Congratulations, Mrs. Tarayrah; you’ve just been awarded thousands of dollars, courtesy of the American taxpayer.

Some weeks prior, Taylor Force, a 28-year old American MBA student, was in Tel Aviv. A Texas native, Force was an Eagle Scout, a West Point graduate, and a U.S. Army officer who served in Iraq and Afghanistan. Walking with friends near the beach promenade, he was attacked by 22-year old Bashar Masalha, a Palestinian in Israel illegally, who killed Force and stabbed 10 others before being shot dead by police. The PA declared Masalha to be a hero and martyr, entitling his survivors to substantial payments.

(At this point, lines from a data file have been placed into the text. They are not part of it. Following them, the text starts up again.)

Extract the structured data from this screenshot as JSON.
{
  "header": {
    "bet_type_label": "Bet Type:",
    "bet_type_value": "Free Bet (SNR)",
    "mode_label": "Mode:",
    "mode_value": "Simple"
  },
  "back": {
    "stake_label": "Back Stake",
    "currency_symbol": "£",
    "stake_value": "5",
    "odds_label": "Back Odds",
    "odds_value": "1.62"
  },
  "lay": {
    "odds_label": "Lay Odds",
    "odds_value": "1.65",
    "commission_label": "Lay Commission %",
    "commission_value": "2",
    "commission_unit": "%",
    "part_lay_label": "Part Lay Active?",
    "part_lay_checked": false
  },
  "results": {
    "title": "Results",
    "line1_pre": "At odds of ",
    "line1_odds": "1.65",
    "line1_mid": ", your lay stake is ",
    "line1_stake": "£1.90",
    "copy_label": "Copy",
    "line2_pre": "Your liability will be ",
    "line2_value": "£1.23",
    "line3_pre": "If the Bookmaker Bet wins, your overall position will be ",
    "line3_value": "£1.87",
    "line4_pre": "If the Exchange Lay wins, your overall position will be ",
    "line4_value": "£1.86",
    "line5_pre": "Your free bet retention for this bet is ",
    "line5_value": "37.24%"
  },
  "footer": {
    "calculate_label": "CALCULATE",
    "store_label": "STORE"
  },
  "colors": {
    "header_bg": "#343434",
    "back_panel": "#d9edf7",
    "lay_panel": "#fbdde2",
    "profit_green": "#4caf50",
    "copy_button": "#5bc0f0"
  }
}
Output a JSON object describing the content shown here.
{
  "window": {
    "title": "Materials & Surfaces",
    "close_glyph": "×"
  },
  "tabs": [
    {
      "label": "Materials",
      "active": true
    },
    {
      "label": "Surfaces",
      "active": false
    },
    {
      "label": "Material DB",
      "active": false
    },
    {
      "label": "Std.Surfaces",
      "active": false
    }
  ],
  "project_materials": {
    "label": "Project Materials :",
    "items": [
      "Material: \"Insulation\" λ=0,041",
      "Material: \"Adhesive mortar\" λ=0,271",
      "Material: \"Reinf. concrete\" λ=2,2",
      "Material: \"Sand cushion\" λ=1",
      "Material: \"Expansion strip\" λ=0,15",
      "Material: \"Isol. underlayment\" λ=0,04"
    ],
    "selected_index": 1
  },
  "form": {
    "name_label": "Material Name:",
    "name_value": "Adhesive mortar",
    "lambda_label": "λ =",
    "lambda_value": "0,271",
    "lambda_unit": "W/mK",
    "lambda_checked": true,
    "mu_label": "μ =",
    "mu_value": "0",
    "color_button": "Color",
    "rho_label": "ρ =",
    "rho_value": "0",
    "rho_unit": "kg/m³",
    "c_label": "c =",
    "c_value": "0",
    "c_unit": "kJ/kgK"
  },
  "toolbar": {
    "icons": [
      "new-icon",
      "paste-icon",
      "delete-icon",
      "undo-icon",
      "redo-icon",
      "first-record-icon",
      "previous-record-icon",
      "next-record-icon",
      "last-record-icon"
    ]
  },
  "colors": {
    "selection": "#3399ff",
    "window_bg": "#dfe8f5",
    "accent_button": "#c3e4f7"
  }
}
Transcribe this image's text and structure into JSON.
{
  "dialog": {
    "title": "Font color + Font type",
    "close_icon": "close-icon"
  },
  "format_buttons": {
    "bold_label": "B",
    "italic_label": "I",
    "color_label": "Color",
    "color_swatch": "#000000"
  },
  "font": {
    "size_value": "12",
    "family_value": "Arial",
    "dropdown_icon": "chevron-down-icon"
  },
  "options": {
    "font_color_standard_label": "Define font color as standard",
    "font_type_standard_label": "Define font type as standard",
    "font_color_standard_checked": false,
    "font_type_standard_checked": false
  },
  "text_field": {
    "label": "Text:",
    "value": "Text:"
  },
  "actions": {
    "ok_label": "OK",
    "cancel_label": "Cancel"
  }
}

Force’s parents and sister, already grieving, were appalled at this discovery. They joined with several senators to promote a bill to cut funding to the PA unless the president certifies that the PA is “taking credible steps to end acts of violence against Israeli citizens” and that it had “terminated payments for acts of terrorism against Israeli citizens.” In other words, says the Taylor Force Act, America will no longer play “pay-for-slay.”

As morally straightforward as this bill may be, it has detractors both in the American and Israeli policy establishments. Opponents fear that cutting off funds could damage the peace process (to the extent one exists), or that it could cause an already weak PA to collapse. Thus, these opponents are effectively asking America to continue to pay diplomatic protection money to preserve the PA, even if it rewards the murderers of Americans.

Even putting aside the offensiveness of such payments, that seems like a bad bargain. To begin with, a peace process predicated on allowing one side to promote murder of the other is not going anywhere good.

In addition, the PA has, by design, thoroughly institutionalized sponsorship of terrorism through its incitement, legislation, and budgets. After 24 years of immersion in PA terror-worship, the Palestinian population today is even less prepared for peaceful coexistence with a Jewish state than it was pre-Oslo. Appeasing a PA that will shape yet another generation to glorify terror and martyrdom as the highest manifestations Palestinian identity -- whatever the price in foregone economic, cultural, or political advances -- only leads to a more intractable problem down the road.

Opponents of the bill are repeating the same mistake made in the early years of the Oslo process, and compounded by the Obama administration: pursuing the process at all costs without requiring accountability from one side. The PA can make empty anti-terror promises all day, but why should it keep those promises when breaking them comes without a price? And where the same unkept promise can be made repeatedly as currency for new concessions? 

If America is serious about battling terrorism around the world, the second-to-last thing we should do is give a green light to the glorification, promotion, and appeasement of terror against a major ally and against dozens of American citizens; the last thing we should do is subsidize it.

Abe Katsman is an American attorney and political commentator living in Israel. He serves as Counsel to Republicans Overseas Israel.